Well, Branson was one of the commissioners making up the Global Commission on Drugs Policy, when it launched its first report in 2011, declaring the drug war a failure, and he continues to be part of the panel.
Branson is the only entrepreneur on the commission, as most of the other figures making up the body are former heads of state or members of the United Nations. And right now, former New Zealand prime minister Helen Clark chairs the body.
Kofi Annan, the former UN secretary general, and George Shultz, the former US secretary of state, were part of the commission’s 2011 lineup, and in 2021, there were 14 former heads of state on the panel, including current Timor-Leste president José Ramos-Horta.
In 2011, the 40th anniversary the Nixon-launched drug war, the panel condemned prohibition, revealing that rather than preventing use, it’s led to growing consumption, more dangerous substances, the creation of huge criminal networks, mass incarceration and it prevents seeking rehabilitation.

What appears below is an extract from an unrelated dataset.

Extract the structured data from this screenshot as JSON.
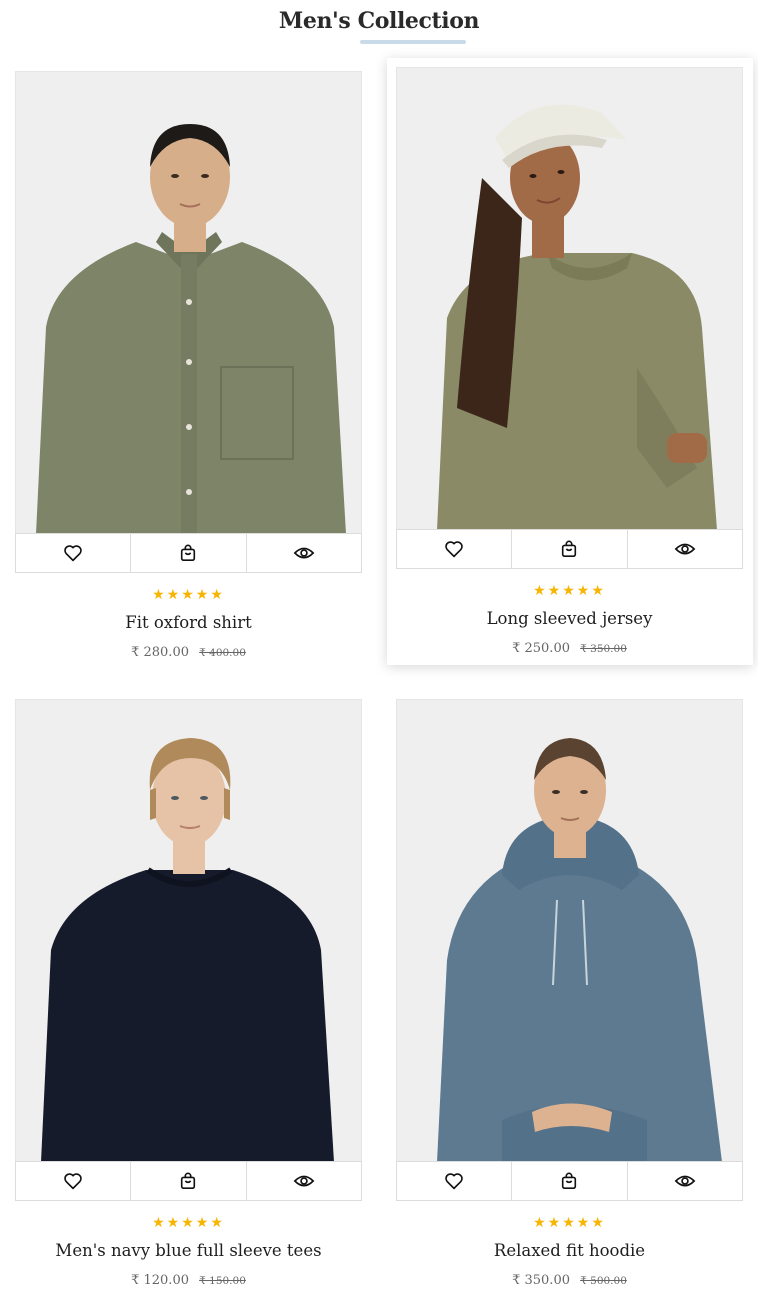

The first report was also released the year that Portugual’s policy of drug decriminalisation turned ten. And at the time the nation removed criminal sanctions for people who use drugs being in possession of a personal amount, one percent of its population was heroin dependent.
Yet, two decades later, Portugal has some of the lowest drug-related death and HIV infection rates in Europe. And as veteran Australian drug law reform expert Dr Alex Wodak underscores, the Portuguese didn’t just decriminalise, they invested heavily in treatment at the same time.
In the mid-1980s, Wodak convinced the NSW government to introduce needle and syringe exchanges preventing a broader HIV/AIDS epidemic, whilst in the late 90s, the doctor was a key player is seeing the Uniting Medically Supervised Injecting Centre Kings Cross, opening its doors in 2001.
The King Cross centre was the first such supervised injecting facility established in the English-speaking world. The staff at the centre have saved thousands of lives via the prevention of overdose. And so impressed with the facility is Branson, that he paid a visit to it during a 2015 trip to Sydney.
Fear to tread
In the late 90s, Sydney was going through a heroin overdose crisis so stark that then NSW Labor premier Bob Carr convened the much-lauded 1999 NSW Drug Summit, which led to lifesaving changes, including the church-run medically supervised injecting centre in the Cross.
Carr had returned from a trip to Chicago set to take the tough-on-crime approach to the issue of drugs that he’d witnessed taking place in the US. Yet, his colleague, the late Ernie Page, introduced him to Dr Wodak, who explained the misstep humanity had taken when it prohibited drug use.
As NSW Greens harm reduction spokesperson Cate Faehrmann recently told Sydney Criminal Lawyers, “Labor has promised to hold a drug summit” prior to the last two elections, “just like Bob Carr did back in 1999”, which was directly after his election that year.
The rising numbers of NSW Greens in state parliament hold decriminalisation as a key policy issue, and this should be proof enough for premier Minns that reform does equal votes, which is again clear with Legalise Cannabis NSW’s Jeremy Buckingham now holding a seat in the upper house.
Branson and the commission provide clear evidence that drug prohibition is wrecking destruction and stigmatisation right across the planet from cultivation to use, whilst Minns is doing a good version of former state premier Berejiklian’s approach to avoiding reforms at all costs to save votes.
And as Dr Wodak likes to point out, when Bob Carr put together a list of his top achievements in office, one of them was his decision to greenlight the Kings Cross Medically Supervised Injecting Centre in the face of all that political fear and he showed leadership that’s saved lives.